For the last couple of years, the movement now known as a rack pull above the knee has gained a significant amount of controversy regarding its safety, effectiveness and aesthetics. Many lifters with respectable amounts of followers have ridiculed this exercise and those who perform it, for an amount of different arguments. These arguments include the following, sorted in no particular order:
- It does not work because of no shrugging
- It is dangerous because of heavy weights
- It is unnecessary for good trap development
- It has no carryover to other lifts
- It is ego-lifting
- It looks ridiculous
Let us dissect each and every of these arguments, one by one.
It does not work because of no shrugging:
This argument attempts to dismiss the exercise on the basis that it does not utilize a concentric or eccentric muscular contraction. The rack pull above the knee is, instead, performed through an isometric contraction of the muscle. An exercise similar in this regard is the farmer’s walk, which is generally recognized as a good, or even great, muscle-builder of the upper back. If one would take a barbell from the above the knee position, and start walking with it, the exercise would now be considered a farmer’s walk. The difference is in the fact that the legs are moving, not the upper back.
It is dangerous because of heavy weights:
The heavier a weight is, the more stress it puts upon the spine when lifting it, and there is no way to go around this. However, those who use this argument either over- or underestimate the capabilities of the human body. Those who overestimate seem to rationalize their argument by thinking that the average person can lift weights close to 500 kilograms on their first attempt. Those who underestimate seem to think that the spine will break if subjected to such forces. What they both have in common is that they seem to consider humans as stupid beings with lack of common sense. The average person, educated in training, will not max out on a lift when trying it for the first time. If common sense is practiced, there is no reason to start with any weight higher than the individuals estimated 1 RM shrug.
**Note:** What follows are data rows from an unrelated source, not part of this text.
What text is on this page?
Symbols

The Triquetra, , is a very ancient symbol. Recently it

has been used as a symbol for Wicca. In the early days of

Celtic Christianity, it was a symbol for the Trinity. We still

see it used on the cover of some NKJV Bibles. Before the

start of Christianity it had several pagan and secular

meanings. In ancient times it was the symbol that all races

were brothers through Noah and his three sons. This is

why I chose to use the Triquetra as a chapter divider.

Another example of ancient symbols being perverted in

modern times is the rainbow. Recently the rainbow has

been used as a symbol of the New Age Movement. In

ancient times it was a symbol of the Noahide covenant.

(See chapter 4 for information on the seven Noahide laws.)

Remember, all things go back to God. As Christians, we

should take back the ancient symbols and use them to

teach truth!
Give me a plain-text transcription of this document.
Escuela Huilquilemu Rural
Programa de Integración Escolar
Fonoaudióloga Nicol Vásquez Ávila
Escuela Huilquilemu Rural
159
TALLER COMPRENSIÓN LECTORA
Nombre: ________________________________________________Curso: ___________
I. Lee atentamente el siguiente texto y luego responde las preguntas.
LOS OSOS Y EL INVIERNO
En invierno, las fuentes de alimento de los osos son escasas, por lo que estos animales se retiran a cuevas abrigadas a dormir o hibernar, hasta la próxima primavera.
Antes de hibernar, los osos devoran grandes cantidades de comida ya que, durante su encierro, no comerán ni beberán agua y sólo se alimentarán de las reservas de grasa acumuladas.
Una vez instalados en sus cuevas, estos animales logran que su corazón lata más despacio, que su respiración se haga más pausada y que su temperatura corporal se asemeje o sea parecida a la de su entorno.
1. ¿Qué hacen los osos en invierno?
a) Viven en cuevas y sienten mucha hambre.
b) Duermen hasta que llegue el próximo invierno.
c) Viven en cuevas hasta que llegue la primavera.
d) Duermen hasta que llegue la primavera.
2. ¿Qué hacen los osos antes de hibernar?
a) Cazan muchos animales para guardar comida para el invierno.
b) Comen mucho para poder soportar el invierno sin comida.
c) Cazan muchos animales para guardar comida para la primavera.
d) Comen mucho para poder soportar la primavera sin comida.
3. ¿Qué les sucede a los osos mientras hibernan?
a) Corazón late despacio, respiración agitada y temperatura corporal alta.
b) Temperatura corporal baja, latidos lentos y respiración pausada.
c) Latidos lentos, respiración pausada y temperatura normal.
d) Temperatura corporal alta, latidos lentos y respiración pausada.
It is unnecessary for good trap development:
This argument may be true, but it could fit into so many contexts. The bench-press isn’t necessary for good chest development. How many practicioners of calisthenics have a terrific pair of pecs? Many of them have never done a single repetition of the bench-press. No exercise in the world is necessary. How come construction workers often have gigantic and incredibly strong forearms, despite never doing a single repetition of any exercise? The rack pull above the knee is just one of the tools in a very large toolbox, just like any other exercise in the world.
It has no carryover to other lifts:
Whether this is true or not is debatable because of the fact that this lift trains the tendons as well, and the answer could depend on who you ask. However, let us imagine that the argument is completely, without a doubt, right. There could be no carryover from this lift to any other– okay. So what? The rack pull above the knee is almost never done for carryover purposes. Those who have lifted high weights on this lift have usually never done it in order to increase their deadlift. There are much better lifts to do if improving your deadlifts is the goal.
It is ego-lifting:
It is true that many people use the rack pull above the knee as a means to satisfy their ego or pride. Lifting 500 kilograms surely fills the heart with pride and gives the ego a boost. However, ego-lifting is not exercise-exclusive. How many people do the very same with curls, dips, deadlifts, or any other lift? Some of the most recognized powerlifters in the world do touch and go deadlifts, for no other reason than to satisfy their ego. Ego-lifting is not less bad because other people are doing it. Ego-lifting is, instead, something that occurs on every exercise, and the only meaningful difference here is that this exercise allows people to do it easier.
It looks ridiculous:
There is only one thing to be said about this argument: if one is worried about how he or she looks in front of others, especially while exercising, there are other things to take care of and problems to solve than the rack pull above the knee. This is the actual ego-lifting in work: being afraid to do something that may look funny to others damages it.
How I do the rack pull above the knee, and how I suggest you do it too:
I train three times per week, and perform this lift on two of the sessions. On one, I pick a weight that I can hold for a long time, and I do exactly that. At the moment of writing this, I am up at 130 kg for 100 seconds. On the other session, I choose a heavier weight and hold it for shorter, usually between 5 and 20 seconds. 320 kilograms for 18 seconds is what I did last time. Of course, I increase either the time or the weight with each session. My heaviest record at this lift was 500 kilograms at the age of 17. However, more hypertrophy came from the way I train now.
If you have never done this lift, I suggest that you start with no more than 70% of your maximal deadlift. If you want to hold it for time, even less will do. If you want to max out, do so by adding a set amount of weight each week until you can no longer do so. It is best to do this in combination with repetitions, and then gradually lower them as progress begins to stall, while still attempting to increase the weight. Adding 5-10 kilograms each week is more than enough.